To aid his memory, he had been allowed to read from his potentially lucrative diaries. "It's not intended for publication," he stressed, to a muffled guffaw from someone.

His lawyers had earlier warned him not to "give speeches" about his bitter battle with the BBC and so he let his fingers do the talking, following each entry with his forefinger and reading its contents.

It covered not just Mr Blair, but chats with all the senior figures in Downing Street, together with "C", the head of MI6 and several other "spooks".

He has sometimes been described as the Arnold Schwarzenegger of Downing Street. If so, it was obvious yesterday that the film on show was Terminator, not Total Recall. One lost count of the number of times he got out of a tricky question by saying "I don't have a recollection of that".

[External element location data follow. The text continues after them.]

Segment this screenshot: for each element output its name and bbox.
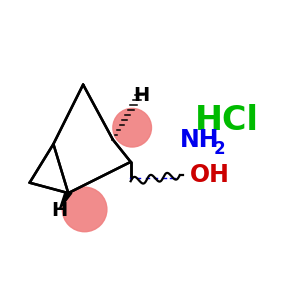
Text: NH: NH <box>180 128 219 152</box>
Circle shape <box>62 187 107 232</box>
Text: OH: OH <box>190 163 230 187</box>
Polygon shape <box>59 193 72 209</box>
Text: H: H <box>133 85 149 104</box>
Text: HCl: HCl <box>195 104 259 137</box>
Text: 2: 2 <box>214 140 226 158</box>
Circle shape <box>113 108 152 147</box>
Text: H: H <box>51 201 68 220</box>
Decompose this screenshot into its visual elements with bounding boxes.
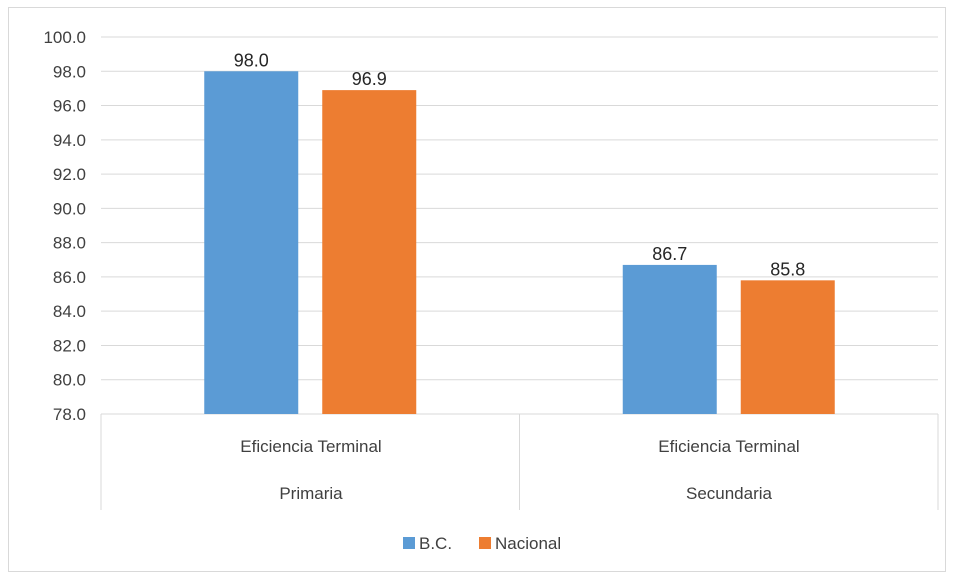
x-tick-label-primaria-top: Eficiencia Terminal <box>240 437 381 456</box>
data-label-bc-primaria: 98.0 <box>234 50 269 70</box>
y-tick-label: 90.0 <box>53 199 86 218</box>
data-labels: 98.0 96.9 86.7 85.8 <box>234 50 806 279</box>
y-tick-label: 98.0 <box>53 62 86 81</box>
y-tick-label: 84.0 <box>53 302 86 321</box>
y-tick-label: 96.0 <box>53 97 86 116</box>
legend: B.C. Nacional <box>403 534 561 553</box>
bars <box>204 71 835 414</box>
y-tick-label: 92.0 <box>53 165 86 184</box>
y-axis: 78.0 80.0 82.0 84.0 86.0 88.0 90.0 92.0 94.0 96.0… <box>43 28 86 424</box>
legend-label-bc: B.C. <box>419 534 452 553</box>
y-tick-label: 86.0 <box>53 268 86 287</box>
y-tick-label: 78.0 <box>53 405 86 424</box>
y-tick-label: 82.0 <box>53 336 86 355</box>
bar-nacional-primaria <box>322 90 417 414</box>
x-tick-label-primaria-bottom: Primaria <box>279 484 343 503</box>
data-label-nacional-primaria: 96.9 <box>352 69 387 89</box>
legend-swatch-nacional <box>479 537 491 549</box>
legend-label-nacional: Nacional <box>495 534 561 553</box>
bar-bc-primaria <box>204 71 299 414</box>
x-tick-label-secundaria-top: Eficiencia Terminal <box>658 437 799 456</box>
legend-swatch-bc <box>403 537 415 549</box>
y-tick-label: 88.0 <box>53 234 86 253</box>
x-tick-label-secundaria-bottom: Secundaria <box>686 484 773 503</box>
x-axis: Eficiencia Terminal Primaria Eficiencia … <box>240 437 799 503</box>
bar-bc-secundaria <box>622 264 717 414</box>
data-label-bc-secundaria: 86.7 <box>652 244 687 264</box>
bar-nacional-secundaria <box>740 280 835 414</box>
y-tick-label: 94.0 <box>53 131 86 150</box>
y-tick-label: 100.0 <box>43 28 86 47</box>
data-label-nacional-secundaria: 85.8 <box>770 259 805 279</box>
y-tick-label: 80.0 <box>53 371 86 390</box>
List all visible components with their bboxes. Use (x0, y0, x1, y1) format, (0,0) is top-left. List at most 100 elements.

The communications chief was downhearted when asked about the blizzard of complaints he had sent to the BBC's director of news, Richard Sambrook. His diary showed that he worried about the BBC's "lack of ethics" over the story. "It was grim, grim for me and grim for TB and there's this huge stuff about trust," one entry read.

He decided to talk to John Birt, the former BBC director general, for support. Hell, he was so desperate he phoned Peter Mandelson for advice at the height of the affair.

But after going before the Foreign Affairs Select Committee, he felt a lot better. "I found it gruelling, I was exhausted but I felt a lot better and I had opened a flank on the BBC," he wrote.

The row was far from over, though. We learned that on 27 June, Mr Campbell was at Wimbledon with his son when he was rung by his office, who explained that the BBC had yet again refused to apologise.

"It led within me to a mounting sense of anger and frustration ... My response was angry, and was probably too angry."

The mild mannered dad on a day off suddenly turned back in to the incredible sulk, (you wouldn't like him when he's angry) ditched his Pimms and stormed off to vent his spleen on Channel 4 News.

Mr Campbell became more and more distressed about the whole affair and Mr Blair's unwillingess to let him off the leash.

Then, just as the day was winding up, Mr Dingemans offered the depressed Mr Campbell a form of electronic Prozac. An e-mail showed Mr Gilligan had contacted the Liberal Democrats in an attempt to skew the Foreign Affairs Committee's own grilling of Dr Kelly. Mr Campbell couldn't hide his glee.

With that he headed off to pen the night's diary entry for 19 August 2003. What it says is likely to cost some publisher a cool £1m at least.